The third problem is that many tree ring fire scar studies depend on very few trees. Baker looked at fire scar studies for ponderosa pine and found that more than half utilized only a few trees to draw conclusions about the fire history of entire regions.

The use of “composite” fire scar studies also creates a bias in historical fire reconstructions. Most fire studies add up all the fire scars recorded into a “composite” timeline. As one fire scientist suggests, all this does is count fires.

The problem with this technique is that the more scars you find and count over bigger and bigger areas, the shorter the fire interval becomes and the riskier your assumption that any fire recorded by one tree burned throughout the entire study area, even though some trees didn’t scar in the fire event.

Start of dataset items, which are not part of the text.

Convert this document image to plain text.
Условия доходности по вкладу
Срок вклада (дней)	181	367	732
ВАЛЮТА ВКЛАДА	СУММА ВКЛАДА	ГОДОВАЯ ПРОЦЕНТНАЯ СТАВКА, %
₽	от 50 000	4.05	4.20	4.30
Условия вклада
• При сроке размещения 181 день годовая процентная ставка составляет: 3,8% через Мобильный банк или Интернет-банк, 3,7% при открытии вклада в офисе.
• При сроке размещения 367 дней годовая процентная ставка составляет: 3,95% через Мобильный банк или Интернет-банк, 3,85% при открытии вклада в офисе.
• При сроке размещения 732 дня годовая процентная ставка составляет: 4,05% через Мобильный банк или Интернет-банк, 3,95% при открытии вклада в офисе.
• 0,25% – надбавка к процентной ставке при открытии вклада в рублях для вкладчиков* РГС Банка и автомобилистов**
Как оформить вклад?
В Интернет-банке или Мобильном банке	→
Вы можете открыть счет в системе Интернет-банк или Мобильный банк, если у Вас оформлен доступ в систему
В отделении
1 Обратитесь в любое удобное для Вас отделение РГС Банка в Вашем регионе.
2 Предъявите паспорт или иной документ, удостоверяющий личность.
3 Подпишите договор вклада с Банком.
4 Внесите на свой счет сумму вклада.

To give one hypothetical example of how this counting fire might skew the results, let’s pretend we have a 1000-acre study area. In that study area, we find evidence for at least one fire every year between 1900 and 2000 or a fire interval of 1 year. However, if each of those fires only burned 1 acre then in a hundred years at most only 10% of the 1000 acres would have been burned. At that rate, the fire rotation would be 1000 years.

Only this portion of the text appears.